En général, la jurisprudence considère que le crime de menaces est une simple activité qui survient avec l’arrivée de la menace à la victime. Cela signifie qu’il n’est pas nécessaire de produire le résultat des actions du délinquant pour dire qu’un crime a été commis. Agir serait un crime.

Dans les crimes contre la liberté, la réglementation des menaces se compose de trois préceptes différents. Ce sont les suivants :

  • La notion de menace constitue un délit, réglementé par l’article 169 du Code pénal.
  • Ce qui se passe lorsque cette menace est dirigée contre un groupe, article 170 du Code pénal.
  • Réglementation des menaces (conditionnelles) qui ne constituent pas un crime et des menaces légères dans le domaine de la violence domestique et de genre, article 171 du Code pénal.

Lorsqu’une menace est dite conditionnelle, c’est parce qu’elle est liée à une hypothèse spécifique qui doit se produire pour que la menace devienne effective. Par exemple, une somme d’argent accordée en échange de ne pas battre quelqu’un à mort.

Comment est-elle punie ?

La peine pour le crime varie selon que la menace est conditionnelle ou non. Si elle n’est pas conditionnelle, la peine de prison est de six mois à deux ans. En revanche, dans les cas où cette condition existe, il est également pris en compte si le contrevenant a atteint son but (auquel cas il est passible d’un emprisonnement d’un à cinq ans) ou non (emprisonnement de six mois à trois ans).

Par exemple, le délinquant pourrait être considéré comme n’ayant pas atteint son objectif s’il avait dit à une fillette de huit ans avec qui il avait eu des rapports sexuels que si elle le disait, il la tuerait. Cependant, la jeune fille a raconté ce qui est arrivé à sa mère, de sorte que la condition imposée pour faire taire les événements, ainsi que la menace de mort, n’a pas été remplie.

En revanche, le criminel aurait atteint son objectif si, par exemple, il avait dit à une fille mineure que si elle ne lui donnait pas plus de photos d’elle nue, il publierait les photos qu’il avait déjà d’elle dans cette situation sur le Internet, profitant ainsi de la livraison d’autres images.

Les menaces et le chantage.

Les bases du chantage

Le chantage punit la demande d’autrui d’un montant ou d’une récompense sous la menace de révéler ou de diffuser des faits concernant sa vie privée ou ses relations familiales qui ne sont pas connus du public et peuvent affecter sa renommée ou son intérêt. Ce n’est pas la même chose que le crime de menaces.

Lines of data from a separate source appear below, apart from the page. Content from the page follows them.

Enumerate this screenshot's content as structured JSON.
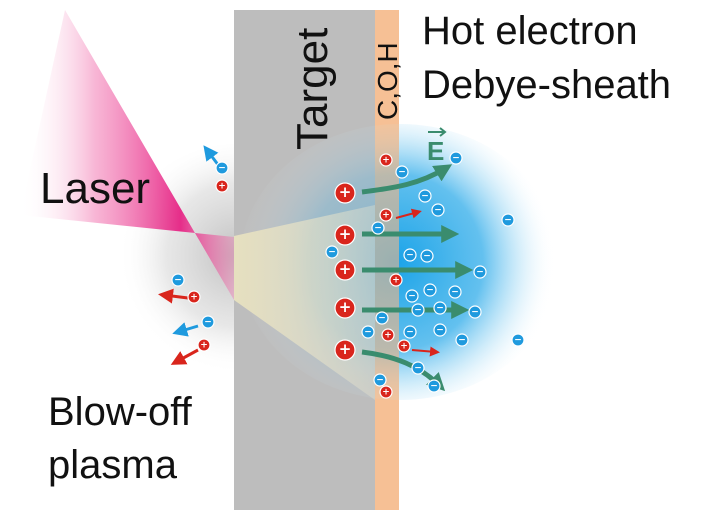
{
  "labels": {
    "laser": "Laser",
    "target": "Target",
    "contaminant_layer": "C,O,H",
    "sheath_line1": "Hot electron",
    "sheath_line2": "Debye-sheath",
    "field": "E",
    "blowoff_line1": "Blow-off",
    "blowoff_line2": "plasma"
  },
  "particles": {
    "ion_symbol": "+",
    "electron_symbol": "−"
  },
  "colors": {
    "laser": "#e6197f",
    "target": "#bdbdbd",
    "contaminant_layer": "#f5b98a",
    "sheath_glow": "#1aa3e8",
    "ion": "#d9251c",
    "electron": "#1f9ade",
    "field_arrow": "#3a8c6e",
    "hot_electron_cone": "#e9e3c6"
  }
}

Dans ce cas, la peine prévue est un emprisonnement de deux à quatre ans, si tout ou partie de ce qui est requis a été délivré. Et celle de quatre mois à deux ans si le but n’est pas atteint.

Par exemple, le chantage consisterait à menacer une personne de révéler à son partenaire l’existence de relations sexuelles extraconjugales si on ne lui remet pas une certaine somme d’argent.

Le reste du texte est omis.